Six mois d’attente, d’espérance, de doutes, d’oubli parfois… Depuis 182 jours, Hervé Ghesquière et Stéphane Taponier, deux journalistes de France 3, sont retenus en otage en Afghanistan avec leurs trois accompagnateurs. En ce triste anniversaire, Reporters sans frontières a organisé une journée de soutien et de mobilisation à Paris.
30 décembre 2009. Après avoir passé trois semaines avec les troupes de l’armée française en Afganistan, Hervé Ghesquière et Stéphane Taponier, deux journalistes de France 3, ont décidé d’aller recueillir des informations auprès des populations afghanes, premières victimes de ce conflit. C’est ainsi que, dans la province de Kapisa, au nord est du pays, les deux reporters et leurs trois accompagnateurs ont été enlevés par des talibans.

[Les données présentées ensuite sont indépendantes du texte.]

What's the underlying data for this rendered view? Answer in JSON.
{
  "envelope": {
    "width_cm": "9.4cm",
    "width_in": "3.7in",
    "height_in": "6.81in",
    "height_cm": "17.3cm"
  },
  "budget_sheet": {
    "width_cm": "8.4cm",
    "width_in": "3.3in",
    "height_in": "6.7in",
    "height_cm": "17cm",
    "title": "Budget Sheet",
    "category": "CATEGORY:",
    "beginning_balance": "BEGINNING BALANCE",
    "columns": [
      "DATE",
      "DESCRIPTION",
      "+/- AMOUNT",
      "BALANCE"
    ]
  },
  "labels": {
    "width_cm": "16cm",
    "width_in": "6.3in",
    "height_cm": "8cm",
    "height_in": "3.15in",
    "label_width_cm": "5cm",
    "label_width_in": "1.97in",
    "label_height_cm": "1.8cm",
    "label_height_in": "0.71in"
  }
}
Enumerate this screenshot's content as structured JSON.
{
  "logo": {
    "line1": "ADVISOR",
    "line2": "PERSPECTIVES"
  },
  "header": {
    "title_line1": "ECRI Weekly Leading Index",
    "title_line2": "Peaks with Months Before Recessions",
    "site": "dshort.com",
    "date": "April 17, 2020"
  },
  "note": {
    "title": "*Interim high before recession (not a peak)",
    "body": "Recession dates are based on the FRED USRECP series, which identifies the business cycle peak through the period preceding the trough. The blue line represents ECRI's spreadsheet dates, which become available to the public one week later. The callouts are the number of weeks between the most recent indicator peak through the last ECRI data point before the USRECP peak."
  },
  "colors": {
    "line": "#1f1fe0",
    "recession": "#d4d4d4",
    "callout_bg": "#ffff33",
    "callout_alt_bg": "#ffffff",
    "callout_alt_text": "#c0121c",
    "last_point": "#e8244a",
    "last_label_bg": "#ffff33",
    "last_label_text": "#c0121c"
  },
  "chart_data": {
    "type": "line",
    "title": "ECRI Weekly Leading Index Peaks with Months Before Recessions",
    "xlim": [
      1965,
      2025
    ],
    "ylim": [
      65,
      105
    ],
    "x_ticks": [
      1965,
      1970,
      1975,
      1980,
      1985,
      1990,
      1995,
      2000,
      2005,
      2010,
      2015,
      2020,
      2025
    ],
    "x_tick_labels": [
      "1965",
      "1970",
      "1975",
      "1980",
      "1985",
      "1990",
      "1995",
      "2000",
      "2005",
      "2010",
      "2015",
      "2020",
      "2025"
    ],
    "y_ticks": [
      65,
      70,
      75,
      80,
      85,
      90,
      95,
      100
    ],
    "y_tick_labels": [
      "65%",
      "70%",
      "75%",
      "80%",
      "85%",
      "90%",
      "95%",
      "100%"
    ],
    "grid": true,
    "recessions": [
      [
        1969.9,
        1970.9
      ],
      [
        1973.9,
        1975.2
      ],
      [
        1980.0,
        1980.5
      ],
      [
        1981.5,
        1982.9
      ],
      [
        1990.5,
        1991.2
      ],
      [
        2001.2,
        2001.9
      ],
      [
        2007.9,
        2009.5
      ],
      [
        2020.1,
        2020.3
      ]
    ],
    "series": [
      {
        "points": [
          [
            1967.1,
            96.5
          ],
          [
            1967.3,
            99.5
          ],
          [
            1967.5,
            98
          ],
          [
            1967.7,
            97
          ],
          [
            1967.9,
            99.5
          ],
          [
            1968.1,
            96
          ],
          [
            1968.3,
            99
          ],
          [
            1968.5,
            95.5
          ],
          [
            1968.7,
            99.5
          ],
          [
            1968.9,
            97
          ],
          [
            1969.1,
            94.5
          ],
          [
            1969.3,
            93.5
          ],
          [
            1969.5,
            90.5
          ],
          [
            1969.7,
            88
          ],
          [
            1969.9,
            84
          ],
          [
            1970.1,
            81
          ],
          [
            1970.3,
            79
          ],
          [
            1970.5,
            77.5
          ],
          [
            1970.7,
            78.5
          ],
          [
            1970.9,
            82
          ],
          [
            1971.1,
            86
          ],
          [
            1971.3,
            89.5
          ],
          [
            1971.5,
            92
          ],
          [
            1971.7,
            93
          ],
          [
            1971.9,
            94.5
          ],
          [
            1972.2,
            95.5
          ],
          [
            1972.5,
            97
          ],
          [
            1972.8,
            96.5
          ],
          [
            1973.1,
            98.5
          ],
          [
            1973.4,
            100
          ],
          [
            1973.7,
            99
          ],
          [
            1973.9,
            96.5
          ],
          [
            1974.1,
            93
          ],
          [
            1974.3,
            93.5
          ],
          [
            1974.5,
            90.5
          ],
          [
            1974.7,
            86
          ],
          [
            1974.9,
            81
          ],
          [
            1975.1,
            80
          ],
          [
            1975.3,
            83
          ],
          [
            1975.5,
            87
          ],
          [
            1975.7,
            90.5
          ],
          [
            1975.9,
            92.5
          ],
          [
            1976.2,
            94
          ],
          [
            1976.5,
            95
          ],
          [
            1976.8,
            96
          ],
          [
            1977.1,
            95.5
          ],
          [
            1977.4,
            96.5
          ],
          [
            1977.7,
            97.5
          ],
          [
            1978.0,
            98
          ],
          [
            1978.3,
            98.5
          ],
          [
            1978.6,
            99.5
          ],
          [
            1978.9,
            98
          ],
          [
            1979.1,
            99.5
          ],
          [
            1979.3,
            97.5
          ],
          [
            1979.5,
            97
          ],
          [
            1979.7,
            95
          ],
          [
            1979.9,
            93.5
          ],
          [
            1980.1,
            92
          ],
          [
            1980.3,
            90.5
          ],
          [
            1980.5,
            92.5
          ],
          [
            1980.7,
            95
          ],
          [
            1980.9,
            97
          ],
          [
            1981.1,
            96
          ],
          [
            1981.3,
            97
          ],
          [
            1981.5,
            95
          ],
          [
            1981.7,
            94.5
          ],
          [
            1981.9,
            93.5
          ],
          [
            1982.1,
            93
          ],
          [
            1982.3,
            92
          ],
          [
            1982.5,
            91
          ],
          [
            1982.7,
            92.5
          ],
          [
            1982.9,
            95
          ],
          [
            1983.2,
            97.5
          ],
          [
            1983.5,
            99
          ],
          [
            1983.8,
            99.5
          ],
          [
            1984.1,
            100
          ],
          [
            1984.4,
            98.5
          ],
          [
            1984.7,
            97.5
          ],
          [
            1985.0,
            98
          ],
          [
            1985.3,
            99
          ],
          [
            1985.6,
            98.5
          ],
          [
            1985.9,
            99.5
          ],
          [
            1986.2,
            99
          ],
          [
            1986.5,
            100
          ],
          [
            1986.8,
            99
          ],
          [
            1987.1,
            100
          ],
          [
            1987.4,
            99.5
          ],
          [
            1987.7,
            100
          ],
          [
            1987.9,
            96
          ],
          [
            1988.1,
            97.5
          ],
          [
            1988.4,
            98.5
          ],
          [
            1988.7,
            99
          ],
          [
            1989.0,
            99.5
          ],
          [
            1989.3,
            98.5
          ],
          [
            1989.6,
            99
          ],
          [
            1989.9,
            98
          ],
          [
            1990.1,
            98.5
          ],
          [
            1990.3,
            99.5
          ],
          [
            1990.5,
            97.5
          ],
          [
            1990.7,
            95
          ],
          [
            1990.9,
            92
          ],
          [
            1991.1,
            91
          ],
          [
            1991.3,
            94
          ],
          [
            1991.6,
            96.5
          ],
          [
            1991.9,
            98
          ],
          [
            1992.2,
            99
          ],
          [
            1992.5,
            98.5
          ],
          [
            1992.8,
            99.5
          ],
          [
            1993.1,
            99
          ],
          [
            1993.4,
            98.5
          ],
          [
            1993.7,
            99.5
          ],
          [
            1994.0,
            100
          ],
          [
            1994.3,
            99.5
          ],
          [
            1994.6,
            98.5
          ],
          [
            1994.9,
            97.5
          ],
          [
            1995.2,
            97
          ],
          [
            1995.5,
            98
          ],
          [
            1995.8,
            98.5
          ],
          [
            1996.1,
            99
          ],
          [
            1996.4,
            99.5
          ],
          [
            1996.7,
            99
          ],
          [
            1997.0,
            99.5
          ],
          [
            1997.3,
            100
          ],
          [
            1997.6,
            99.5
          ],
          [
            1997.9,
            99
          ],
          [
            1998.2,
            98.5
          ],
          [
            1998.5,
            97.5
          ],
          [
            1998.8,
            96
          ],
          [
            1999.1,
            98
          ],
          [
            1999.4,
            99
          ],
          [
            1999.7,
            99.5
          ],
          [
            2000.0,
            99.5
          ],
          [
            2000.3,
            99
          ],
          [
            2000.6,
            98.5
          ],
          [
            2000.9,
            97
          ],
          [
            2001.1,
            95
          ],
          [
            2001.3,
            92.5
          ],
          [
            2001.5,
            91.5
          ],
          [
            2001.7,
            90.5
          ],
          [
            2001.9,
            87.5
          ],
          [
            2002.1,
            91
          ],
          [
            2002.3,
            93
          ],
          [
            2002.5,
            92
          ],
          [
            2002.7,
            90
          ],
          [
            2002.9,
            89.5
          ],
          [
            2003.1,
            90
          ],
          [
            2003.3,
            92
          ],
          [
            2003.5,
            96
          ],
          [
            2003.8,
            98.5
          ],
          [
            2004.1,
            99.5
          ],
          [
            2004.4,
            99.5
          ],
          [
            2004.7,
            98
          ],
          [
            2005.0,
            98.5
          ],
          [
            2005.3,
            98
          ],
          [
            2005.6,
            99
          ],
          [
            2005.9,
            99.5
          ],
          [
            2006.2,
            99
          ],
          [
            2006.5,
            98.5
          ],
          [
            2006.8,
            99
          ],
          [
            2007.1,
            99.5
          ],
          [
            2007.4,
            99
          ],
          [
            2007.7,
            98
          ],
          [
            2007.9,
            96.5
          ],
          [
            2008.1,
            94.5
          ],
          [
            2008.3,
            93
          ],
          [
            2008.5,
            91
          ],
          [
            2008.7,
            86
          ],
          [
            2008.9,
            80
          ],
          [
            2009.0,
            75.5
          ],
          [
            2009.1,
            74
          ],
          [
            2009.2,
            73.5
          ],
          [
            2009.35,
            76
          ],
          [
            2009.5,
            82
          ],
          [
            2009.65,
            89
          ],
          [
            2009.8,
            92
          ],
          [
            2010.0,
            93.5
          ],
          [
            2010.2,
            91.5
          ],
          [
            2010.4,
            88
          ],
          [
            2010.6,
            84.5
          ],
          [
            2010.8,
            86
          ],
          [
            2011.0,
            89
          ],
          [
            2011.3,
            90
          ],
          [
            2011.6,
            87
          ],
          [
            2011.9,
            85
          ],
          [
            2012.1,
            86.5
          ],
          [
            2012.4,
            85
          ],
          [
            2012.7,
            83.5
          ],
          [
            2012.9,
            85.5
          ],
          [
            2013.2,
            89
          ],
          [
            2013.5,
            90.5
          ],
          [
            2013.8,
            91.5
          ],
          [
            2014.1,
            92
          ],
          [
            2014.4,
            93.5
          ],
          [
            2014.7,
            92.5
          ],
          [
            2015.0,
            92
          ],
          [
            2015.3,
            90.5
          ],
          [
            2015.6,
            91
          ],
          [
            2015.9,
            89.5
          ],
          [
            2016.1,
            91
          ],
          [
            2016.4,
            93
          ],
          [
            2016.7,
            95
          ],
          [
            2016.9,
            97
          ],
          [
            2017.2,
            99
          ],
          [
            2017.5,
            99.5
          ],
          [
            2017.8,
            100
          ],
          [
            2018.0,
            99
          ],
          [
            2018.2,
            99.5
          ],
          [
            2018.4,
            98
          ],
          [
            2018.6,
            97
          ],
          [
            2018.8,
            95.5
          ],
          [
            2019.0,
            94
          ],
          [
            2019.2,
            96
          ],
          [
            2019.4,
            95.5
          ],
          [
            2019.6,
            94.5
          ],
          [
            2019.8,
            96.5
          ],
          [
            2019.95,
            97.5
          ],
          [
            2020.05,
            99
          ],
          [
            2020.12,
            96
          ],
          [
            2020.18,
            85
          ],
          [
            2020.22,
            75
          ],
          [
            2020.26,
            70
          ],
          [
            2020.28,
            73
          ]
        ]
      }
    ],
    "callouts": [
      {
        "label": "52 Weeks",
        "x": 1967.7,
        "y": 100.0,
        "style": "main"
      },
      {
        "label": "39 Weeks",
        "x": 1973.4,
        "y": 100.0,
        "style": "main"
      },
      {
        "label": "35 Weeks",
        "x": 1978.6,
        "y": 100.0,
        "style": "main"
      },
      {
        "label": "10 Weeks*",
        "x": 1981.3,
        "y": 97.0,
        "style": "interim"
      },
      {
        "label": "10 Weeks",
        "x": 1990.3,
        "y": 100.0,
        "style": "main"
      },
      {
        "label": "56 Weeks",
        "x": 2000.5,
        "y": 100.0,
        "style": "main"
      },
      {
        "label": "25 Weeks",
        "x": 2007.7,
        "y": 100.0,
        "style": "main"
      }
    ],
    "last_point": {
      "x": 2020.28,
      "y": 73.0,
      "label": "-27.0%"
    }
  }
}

29 juin 2010. A plus de 5000 kilomètres des vallées afghanes, Reporters sans frontières (RSF) a organisé une journée de mobilisation en leur soutien. «Au bout de six mois de détention, il fallait remobiliser les gens et marquer le coup», précise Jean François Julliard, secrétaire général de RSF. C’est chose faite. Les grilles du jardin du Luxembourg à Paris ont été décorées de deux grandes bâches blanches qui, tout au long de la journée, se sont colorées de messages de soutien. «Tenez bon», «Courage», «On pense à vous» sont les termes qui reviennent le plus souvent, et ce dans plusieurs langues (anglais, allemand, arabe, espagnol). Des centaines de personnes attachées à la défense de la liberté de la presse ont ainsi pris quelques minutes, pour témoigner de leur soutien aux deux journalistes otages. Des personnalités du monde des médias comme Florence Aubenas, Bernard de La Villardière, Edwy Plenel, Audrey Pulvar ou Paul Amar ont également fait le déplacement. «Beaucoup de gens de la profession sont venus. Ça fait du bien de voir qu’il y a du monde derrière Hervé et Stéphane. Je suis sure qu’ils le sentent», indique Elise Lucet, présentatrice du journal de 13H de France 2.
Cette manifestation de soutien était également l’occasion d’offrir de la visibilité aux deux otages, dont les médias parlent peu. De nombreuses personnes de passage ne connaissaient pas l’affaire et pour cause, le ministère des affaires étrangères avait imposé la plus grande discrétion aux familles et à France Télévision, afin de ne pas «faire monter les enchères lors des négociations». Cette stratégie a volé en éclat quand Frédéric Lefèbvre, Claude Guéant et Jean Louis Georgelin ont accusé les journalistes d’avoir été «imprudents» et d’avoir «recherché le scoop a tout prix». Ces déclarations ont scandalisé la profession. «Je suis atérée par ces déclarations. ca montre à quel point ceux qui ont tenus ces propos ne connaissent pas notre métier. L’info ça va se chercher, ça ne tombe pas des nues», s’indigne Anne Niva, grand reporter indépendante. Elise Lucet poursuit dans ce sens : «Sortir des sentiers battus en toute responsabilité, c’est nécessaire pour donner une information juste au public qui nous écoute, nous lit ou nous regarde».
Pour compenser le soutien «frileux» de France Télévision, qui ne rappelle que chaque jeudi la situation des deux otages, la mobilisation continuera. «Tant qu’ils ne seront pas libérés, on inventera des actions pour que le grand public ne les oublie pas». De son côté, le comité de soutien à Hervé et Stéphane, aimerait que soit mentionné quotidiennement le décompte de leurs jours de détention, afin qu’ils ne soient pas «les otages du jeudi», ce que refuse Patrick de Carolis. Elise Lucet, qui dès que possible évoque dans le journal la détention des journalistes, comprend que «les familles aient besoin de cet affichage», tout en n’étant pas sure que la clé de la libération soit là. «Malgré ce dispositif, Jean Paul Kauffman est resté trois ans en détention».
La dernière preuve de vie des deux journalistes remonte au 8 avril dernier, lorsqu’une vidéo des deux otages a été diffusée par les ravisseurs sur le net. Néanmoins, en visite en Afghanistan la semaine dernière, Hervé Morin, ministre de la Défense, a déclaré avoir «le sentiment qu’un dialogue commence à opérer, que ce dialogue nous laisse espérer que nos deux compatriotes pourraient un jour ou l’autre, dans les semaines ou dans les mois qui viennent, retrouver la liberté».
D’ici là, n’oublions pas ces deux journalistes qui, du fond de leurs geôles, défendent la lliberté de la presse.